Sorry gay people, if you want health insurance you have to get rich, but us straighties can get it just by signing this document!

Isn't that inherently oppressive? And if it is, don't we all have a duty to stand in solidarity with those who are oppressed until the system is changed?

Casey Martinson said...

"'Sorry gay people, if you want health insurance you have to get rich, but us straighties can get it just by signing this document!'

Isn't that inherently oppressive?
And if it is, don't we all have a duty to stand in solidarity with those who are oppressed until the system is changed?"

It is oppressive.

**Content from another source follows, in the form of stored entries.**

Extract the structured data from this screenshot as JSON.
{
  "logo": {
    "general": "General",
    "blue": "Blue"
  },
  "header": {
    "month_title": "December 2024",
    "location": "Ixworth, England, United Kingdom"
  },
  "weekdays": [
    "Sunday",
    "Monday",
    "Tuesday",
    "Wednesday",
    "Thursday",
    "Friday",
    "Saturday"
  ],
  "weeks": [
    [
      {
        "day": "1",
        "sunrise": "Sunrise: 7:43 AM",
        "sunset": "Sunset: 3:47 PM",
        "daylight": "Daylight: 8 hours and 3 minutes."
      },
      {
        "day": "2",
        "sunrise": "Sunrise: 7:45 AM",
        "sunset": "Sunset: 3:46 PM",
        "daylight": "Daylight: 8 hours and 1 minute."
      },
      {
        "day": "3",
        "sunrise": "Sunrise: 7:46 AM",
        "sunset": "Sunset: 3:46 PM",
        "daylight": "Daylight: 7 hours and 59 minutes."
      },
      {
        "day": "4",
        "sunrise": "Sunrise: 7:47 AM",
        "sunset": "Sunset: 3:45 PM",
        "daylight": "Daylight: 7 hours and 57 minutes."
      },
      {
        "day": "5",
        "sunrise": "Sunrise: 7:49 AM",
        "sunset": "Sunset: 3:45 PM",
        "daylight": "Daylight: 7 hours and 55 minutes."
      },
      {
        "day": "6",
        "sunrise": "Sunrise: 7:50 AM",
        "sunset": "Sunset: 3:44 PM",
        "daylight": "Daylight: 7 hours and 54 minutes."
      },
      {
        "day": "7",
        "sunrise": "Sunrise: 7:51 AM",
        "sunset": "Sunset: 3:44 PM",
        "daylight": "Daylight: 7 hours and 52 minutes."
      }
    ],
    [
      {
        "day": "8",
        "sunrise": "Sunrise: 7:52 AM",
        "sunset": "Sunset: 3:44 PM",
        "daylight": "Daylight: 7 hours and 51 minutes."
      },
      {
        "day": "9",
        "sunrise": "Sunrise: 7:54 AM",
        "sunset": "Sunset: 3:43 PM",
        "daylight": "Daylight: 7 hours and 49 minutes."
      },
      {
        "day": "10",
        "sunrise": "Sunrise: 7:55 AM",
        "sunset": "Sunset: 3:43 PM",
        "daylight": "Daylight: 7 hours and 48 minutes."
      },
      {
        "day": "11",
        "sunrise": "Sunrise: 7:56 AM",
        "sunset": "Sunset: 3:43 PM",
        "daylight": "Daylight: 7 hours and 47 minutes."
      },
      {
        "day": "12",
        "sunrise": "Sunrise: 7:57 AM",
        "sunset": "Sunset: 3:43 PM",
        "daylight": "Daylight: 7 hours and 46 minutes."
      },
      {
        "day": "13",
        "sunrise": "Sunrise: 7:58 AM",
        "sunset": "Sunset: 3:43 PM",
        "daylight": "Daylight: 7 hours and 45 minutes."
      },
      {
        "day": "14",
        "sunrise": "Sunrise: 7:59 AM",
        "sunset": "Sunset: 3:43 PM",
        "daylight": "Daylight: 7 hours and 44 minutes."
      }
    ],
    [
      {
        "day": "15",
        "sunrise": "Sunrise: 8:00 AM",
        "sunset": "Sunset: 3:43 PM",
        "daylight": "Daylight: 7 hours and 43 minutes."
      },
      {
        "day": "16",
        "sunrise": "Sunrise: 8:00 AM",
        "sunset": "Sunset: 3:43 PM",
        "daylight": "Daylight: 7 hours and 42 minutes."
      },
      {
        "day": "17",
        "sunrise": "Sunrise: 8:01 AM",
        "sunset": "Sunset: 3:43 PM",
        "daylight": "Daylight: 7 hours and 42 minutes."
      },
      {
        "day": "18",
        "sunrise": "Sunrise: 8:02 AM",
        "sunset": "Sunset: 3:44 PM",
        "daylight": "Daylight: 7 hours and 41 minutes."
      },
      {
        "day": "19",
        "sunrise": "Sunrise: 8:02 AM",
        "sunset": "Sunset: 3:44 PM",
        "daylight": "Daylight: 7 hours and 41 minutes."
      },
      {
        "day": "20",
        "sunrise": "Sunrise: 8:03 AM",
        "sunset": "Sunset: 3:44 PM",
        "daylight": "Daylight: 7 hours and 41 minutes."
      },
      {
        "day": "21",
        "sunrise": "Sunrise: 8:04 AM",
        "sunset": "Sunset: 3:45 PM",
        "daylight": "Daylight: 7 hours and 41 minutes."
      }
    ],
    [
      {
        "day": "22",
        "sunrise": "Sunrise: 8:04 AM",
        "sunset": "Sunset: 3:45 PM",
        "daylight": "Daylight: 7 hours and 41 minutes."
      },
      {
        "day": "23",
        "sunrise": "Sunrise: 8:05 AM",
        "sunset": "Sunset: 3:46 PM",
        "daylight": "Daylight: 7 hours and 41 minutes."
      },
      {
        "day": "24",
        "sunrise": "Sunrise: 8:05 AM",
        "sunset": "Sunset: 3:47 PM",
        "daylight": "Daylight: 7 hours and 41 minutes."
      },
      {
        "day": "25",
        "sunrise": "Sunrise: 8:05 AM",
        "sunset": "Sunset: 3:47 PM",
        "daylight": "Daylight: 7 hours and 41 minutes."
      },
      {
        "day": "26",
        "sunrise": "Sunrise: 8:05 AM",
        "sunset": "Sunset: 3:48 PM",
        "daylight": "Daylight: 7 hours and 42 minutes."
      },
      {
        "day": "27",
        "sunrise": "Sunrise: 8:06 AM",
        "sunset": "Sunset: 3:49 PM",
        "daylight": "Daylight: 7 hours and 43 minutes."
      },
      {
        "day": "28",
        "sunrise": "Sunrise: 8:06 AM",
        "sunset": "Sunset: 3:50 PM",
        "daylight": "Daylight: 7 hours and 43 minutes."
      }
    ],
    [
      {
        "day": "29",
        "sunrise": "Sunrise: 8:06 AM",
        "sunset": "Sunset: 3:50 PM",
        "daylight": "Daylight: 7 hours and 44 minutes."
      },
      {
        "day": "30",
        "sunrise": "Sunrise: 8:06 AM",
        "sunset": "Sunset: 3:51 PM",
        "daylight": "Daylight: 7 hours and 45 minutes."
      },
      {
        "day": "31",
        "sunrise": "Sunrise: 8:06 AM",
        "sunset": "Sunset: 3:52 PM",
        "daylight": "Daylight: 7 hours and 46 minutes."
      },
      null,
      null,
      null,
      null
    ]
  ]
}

But there are a lot of ways to express solidarity with an oppressed group, other than trying to put yourself exactly in their position, which is both impossible and presumptuous. Are you going to volunteer yourself for invasive medical experiments to show solidarity with chimpanzees trapped in labs? Are you going to turn down health insurance provided by your employer to show solidarity with the millions who are uninsured? Are you going to live on the street to show solidarity with the homeless? Are you going to abstain from voting to show solidarity with the disenfranchised? If you get charged for some heinous crime, would you turn down a good lawyer if you could afford one, to show solidarity with those who could not? Even if it meant risking life in prison or the death penalty?

Rachel Corrie sat in front of an Israeli bulldozer to show solidarity with Palestinians.

(see http://en.wikipedia.org/wiki/Rachel_Corrie)

She died as a result. It was a courageous and morally powerful act. But do we all have a moral duty to put ourselves in front of bulldozers (either real or metaphorcal)? I don't think so.

Even gay people have not shown solidarity by refraining from marriage when given the opportunity. Did Ellen and Portia shirk their moral duty, even though they knew Prop 8 might pass and close the door on all those lined up behind them? Even though gay couples in 49 other states could not enjoy the same right that they were (briefly) given?

Did freed Northern slaves shirk their moral duty by living free while most blacks were still in bondage?

I think if you look hard enough, you can find some quantity of oppression in nearly every aspect of your daily life. Products that we use every day were often produced under terrible conditions, both for the environment and for laborers--cell phones, paper, computers, clothes, cars. The land that we own or rent was stolen by oppressive colonists. Even the English language could be deconstructed as a tool of oppression. And we should examine all these things so that we can understand their impact and use them in a conscientious way. But boycotting every last ounce of oppression is both unrealistic and counterproductive.

Casey Martinson said...

This discussion would have made a good point/counterpoint blog.

jasmin said...

I totally see your point that boycott is not always an effective tactic, and, especially as activists, it is an important excercise for us to strategize when it is and when it's not useful. Casey--we obviously disagree on this one. (Duh.)

I don't think, IMHO, that it would have been an effective tactic for Portia and Ellen to abstain from marriage. There's a difference between the oppressed group who is given nominal rights (even gay marriage is not recognized federally, thus there are many holes in even that system) saying "no, I won't take those few rights that you're alotting me" from the un-oppressed group staying in solidarity with the others. It's a choice *I* personally wouldn't have made since, like Liz, I feel like it's not an institution that is worth imitating.... though I should I have the right if I wanted, which I'm sure you agree.

So again, we just differ in our opinions on whether this is a strategic or necessary step--for straights to abstain from the marriage privelages until gays can have it too. From my POV, since I'm the one who can't have it, it is totally worth the boycott. But then again, I'm not the one who loses anything, because I didn't have it in the first place.